しかし櫂の内心は、手塩にかけて守り抜いてきた茉莉を奪われる喪失感と、彼女の幸福を願う義務感の間で激しく揺れていた。
プロポーズの夜以来、茉莉はこれまでの「櫂に守られる生活」を脱ぎ捨て、稜真と歩む新しい未来への希望に向かっていた。
しかし、そんな幸福は一瞬にして打ち砕かれた。
数日後、彼女を震撼させるニュースが飛び込む。
稜真が専務を務める九条グループの中核企業「東都キャピタル」が、数千億円規模の粉飾決算と不正送金の疑いで強制捜査を受けたのだ。

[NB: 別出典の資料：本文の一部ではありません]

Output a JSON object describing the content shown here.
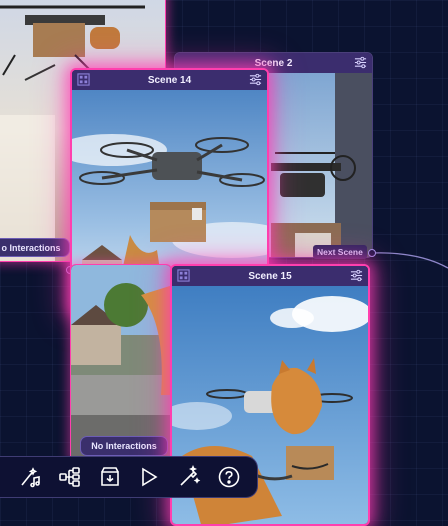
{
  "scenes": {
    "scene_2": {
      "title": "Scene 2"
    },
    "scene_14": {
      "title": "Scene 14"
    },
    "scene_15": {
      "title": "Scene 15"
    }
  },
  "pills": {
    "left_no_interactions": "o Interactions",
    "scene14_no_interactions": "No Interactions"
  },
  "connector": {
    "next_scene_label": "Next Scene"
  },
  "toolbar": {
    "tools": [
      "magic-music-icon",
      "network-icon",
      "download-box-icon",
      "play-icon",
      "magic-wand-icon",
      "help-icon"
    ]
  },
  "colors": {
    "selected_glow": "#ff3fae",
    "header_bg": "#3b2d6e",
    "canvas_bg": "#0b1330"
  }
}
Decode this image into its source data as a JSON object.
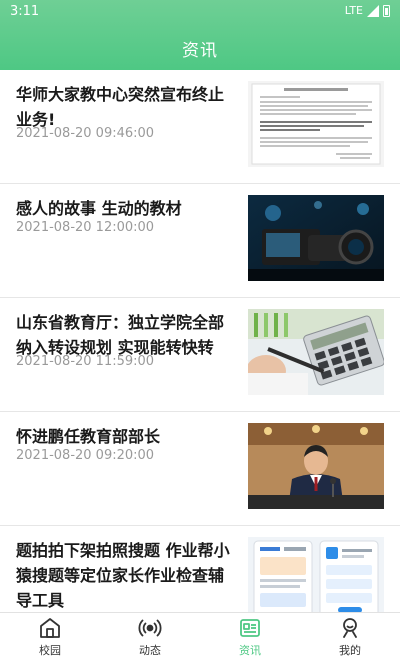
{
  "status_bar": {
    "time": "3:11",
    "network": "LTE"
  },
  "header": {
    "title": "资讯"
  },
  "articles": [
    {
      "title": "华师大家教中心突然宣布终止业务!",
      "date": "2021-08-20 09:46:00",
      "thumbnail": "document-scan-image"
    },
    {
      "title": "感人的故事 生动的教材",
      "date": "2021-08-20 12:00:00",
      "thumbnail": "video-camera-image"
    },
    {
      "title": "山东省教育厅：独立学院全部纳入转设规划 实现能转快转",
      "date": "2021-08-20 11:59:00",
      "thumbnail": "calculator-pen-image"
    },
    {
      "title": "怀进鹏任教育部部长",
      "date": "2021-08-20 09:20:00",
      "thumbnail": "press-conference-image"
    },
    {
      "title": "题拍拍下架拍照搜题 作业帮小猿搜题等定位家长作业检查辅导工具",
      "date": "",
      "thumbnail": "app-screenshot-image"
    }
  ],
  "tabbar": {
    "tabs": [
      {
        "label": "校园",
        "icon": "home-icon"
      },
      {
        "label": "动态",
        "icon": "broadcast-icon"
      },
      {
        "label": "资讯",
        "icon": "news-icon",
        "active": true
      },
      {
        "label": "我的",
        "icon": "profile-icon"
      }
    ]
  },
  "colors": {
    "accent": "#4ec884",
    "header_gradient_top": "#6fcf95"
  }
}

主導したのは稜真の父と兄であったが、名門・九条家の看板は一夜にして地に落ち、稜真もまた渦中の人物として世間から指弾されることとなる。
連絡が途絶え、不安に震える茉莉。数週間後、ようやく連絡が取れた稜真との再会は、冷たい現実の中であった。
稜真は、父たちの罪を自ら告発して償う道を選ぶ。
そして、茉莉をこの泥沼に巻き込むわけにはいかないと、血を吐くような思いで別れを告げた。
「君を、この泥沼に連れて行くわけにはいかない。……別れよう」
茉莉は必死に縋りつくが、稜真の決意は固く、彼は一方的に背を向けて去っていった。
唯一の光であった稜真に、彼の「正義」によって切り捨てられた茉莉。
これまで西園寺の令嬢という記号や財産ばかりを見られ、誰からも本当の自分を理解されることがなかった茉莉
やっと自分を見てくれる、受け入れてくれると感じた稜真に「君を汚したくない」という理由で愛からも見放された。
心身ともに限界を迎えた茉莉は、冷たい孤独の中、櫂の前で崩れ落ちる。
完璧だった彼女の日常は無残に壊れ去り、絶望の深淵へと沈んでいく――。